Cynical, what are you running for fuel line?


----------



## Cynical 1 (Jan 23, 2003)

*Re: (Rocko'sEuroGTi)*


_Quote, originally posted by *Rocko’sEuroGTi* »_Cynical, what are you running for fuel line?

fuel line is simply 5/16 fuel line. i got the fuel injected variety because it is a little tougher. 
i cut and then flared the original metal feed line, then ran the hose off of it to my regulator, then from the regulator to the carbs. 
as for the rear, i came out of the tank, which is a 1/2 inch, stepped it down to 3/8 and went into a carter 4070 pump. from the pump is 5/16 to the stock metal line. 
i also have 2 inline fuel filters - 1 before the pump, and 1 before the carbs.


----------



## antichristonwheels (Jun 14, 2001)

*Re: (Rocko'sEuroGTi)*

thermal barrier is specifically designed to retain heat and it works better than any other option, It will never rust
http://www.swaintech.com/store.asp?pid=10969


----------



## Rocko'sEuroGTi (Feb 2, 2005)

*Re: (antichristonwheels)*

Well here it is, got it running. Still have to set timing, mixture and balance em. Sounds like a big displacement street bike.....Kinda cool! A lot more little things to do, like space the mani out from the head with micarta, and build a stainless duct/ heat shield to go between the mani and the header. A whole lot of d*cking around to get it here, but it finally works!

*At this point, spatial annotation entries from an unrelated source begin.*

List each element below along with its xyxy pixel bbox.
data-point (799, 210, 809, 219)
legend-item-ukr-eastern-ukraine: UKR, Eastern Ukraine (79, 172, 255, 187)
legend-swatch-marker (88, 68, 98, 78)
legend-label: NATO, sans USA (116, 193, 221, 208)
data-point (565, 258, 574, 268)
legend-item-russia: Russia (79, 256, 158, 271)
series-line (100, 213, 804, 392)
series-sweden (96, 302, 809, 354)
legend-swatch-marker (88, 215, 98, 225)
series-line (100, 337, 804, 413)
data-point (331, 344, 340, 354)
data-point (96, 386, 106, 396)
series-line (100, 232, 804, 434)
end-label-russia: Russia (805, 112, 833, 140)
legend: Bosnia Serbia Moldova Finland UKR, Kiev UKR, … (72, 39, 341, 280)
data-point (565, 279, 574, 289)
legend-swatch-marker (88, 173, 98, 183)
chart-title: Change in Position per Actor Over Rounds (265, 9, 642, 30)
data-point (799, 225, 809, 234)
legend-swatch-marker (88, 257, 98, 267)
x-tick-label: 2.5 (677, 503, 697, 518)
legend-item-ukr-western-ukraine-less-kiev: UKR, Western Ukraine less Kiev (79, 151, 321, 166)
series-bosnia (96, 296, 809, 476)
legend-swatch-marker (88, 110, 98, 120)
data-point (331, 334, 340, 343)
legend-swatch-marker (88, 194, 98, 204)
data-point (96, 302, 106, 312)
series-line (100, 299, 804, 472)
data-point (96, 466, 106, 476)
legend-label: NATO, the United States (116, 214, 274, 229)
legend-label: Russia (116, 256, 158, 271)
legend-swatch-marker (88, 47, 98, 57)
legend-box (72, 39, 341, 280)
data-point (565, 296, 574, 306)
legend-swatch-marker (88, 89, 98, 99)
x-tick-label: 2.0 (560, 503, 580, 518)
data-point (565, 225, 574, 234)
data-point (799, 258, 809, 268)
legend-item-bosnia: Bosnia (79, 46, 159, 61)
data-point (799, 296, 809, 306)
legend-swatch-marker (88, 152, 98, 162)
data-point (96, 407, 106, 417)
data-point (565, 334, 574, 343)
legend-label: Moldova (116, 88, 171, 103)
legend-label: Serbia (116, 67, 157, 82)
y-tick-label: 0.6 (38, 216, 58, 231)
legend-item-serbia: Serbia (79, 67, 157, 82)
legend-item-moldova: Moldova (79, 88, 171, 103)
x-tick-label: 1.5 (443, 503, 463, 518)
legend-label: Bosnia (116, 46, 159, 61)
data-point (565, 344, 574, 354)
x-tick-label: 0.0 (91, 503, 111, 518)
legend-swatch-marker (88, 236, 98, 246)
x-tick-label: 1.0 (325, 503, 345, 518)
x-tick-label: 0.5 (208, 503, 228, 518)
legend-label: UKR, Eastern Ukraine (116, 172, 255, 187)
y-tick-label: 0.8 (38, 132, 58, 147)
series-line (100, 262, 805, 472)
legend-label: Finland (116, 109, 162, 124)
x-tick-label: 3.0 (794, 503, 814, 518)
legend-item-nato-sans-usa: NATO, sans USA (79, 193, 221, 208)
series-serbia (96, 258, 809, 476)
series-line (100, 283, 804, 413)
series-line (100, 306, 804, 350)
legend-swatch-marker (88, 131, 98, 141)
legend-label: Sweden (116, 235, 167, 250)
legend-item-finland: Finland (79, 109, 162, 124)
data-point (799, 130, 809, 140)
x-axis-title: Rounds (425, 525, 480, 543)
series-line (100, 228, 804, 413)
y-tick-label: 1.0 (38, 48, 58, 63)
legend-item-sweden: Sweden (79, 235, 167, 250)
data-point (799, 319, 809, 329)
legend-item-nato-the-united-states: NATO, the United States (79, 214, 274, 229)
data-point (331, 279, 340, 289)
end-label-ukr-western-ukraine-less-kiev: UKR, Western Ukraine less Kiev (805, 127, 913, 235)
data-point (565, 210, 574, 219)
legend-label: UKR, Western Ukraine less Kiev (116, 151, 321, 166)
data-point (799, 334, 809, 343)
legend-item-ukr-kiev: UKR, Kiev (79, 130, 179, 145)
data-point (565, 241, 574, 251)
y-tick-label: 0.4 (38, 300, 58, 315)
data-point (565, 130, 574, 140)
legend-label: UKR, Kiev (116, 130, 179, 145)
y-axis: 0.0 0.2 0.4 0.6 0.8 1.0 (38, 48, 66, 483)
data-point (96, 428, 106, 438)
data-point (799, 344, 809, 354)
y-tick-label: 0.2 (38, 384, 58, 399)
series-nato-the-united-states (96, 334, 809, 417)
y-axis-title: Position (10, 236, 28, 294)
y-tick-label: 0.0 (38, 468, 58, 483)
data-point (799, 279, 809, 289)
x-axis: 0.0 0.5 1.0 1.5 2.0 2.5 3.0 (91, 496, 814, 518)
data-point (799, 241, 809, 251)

_Modified by Rocko'sEuroGTi at 7:41 AM 5-2-2009_


----------



## riceatingrabbit (Aug 20, 2005)

*Re: (Rocko'sEuroGTi)*


_Quote, originally posted by *Rocko’sEuroGTi* »_










are you underneath a car supported by just jacks


----------



## Rocko'sEuroGTi (Feb 2, 2005)

*Re: (riceatingrabbit)*

LOL, looks that way doesn't it! Its Ryan the other owner of the car, and he's Mr. Safety, if you look hard enough you can see his yellow jack stand preserving his well being.
So, took the car out for a boot today, am having some issues with the Empi regulator, my pressure gage reads 3 psi at all times, despite which setting i put the regulator at, and occasionally the fuel pressure will drop down to 0 without warning. I'm not sure if something is clogging the inlet of the regulator causing this drop to zero psi, but that still doesn't explain the inability to adjust the fuel pressure. Any suggestions?


----------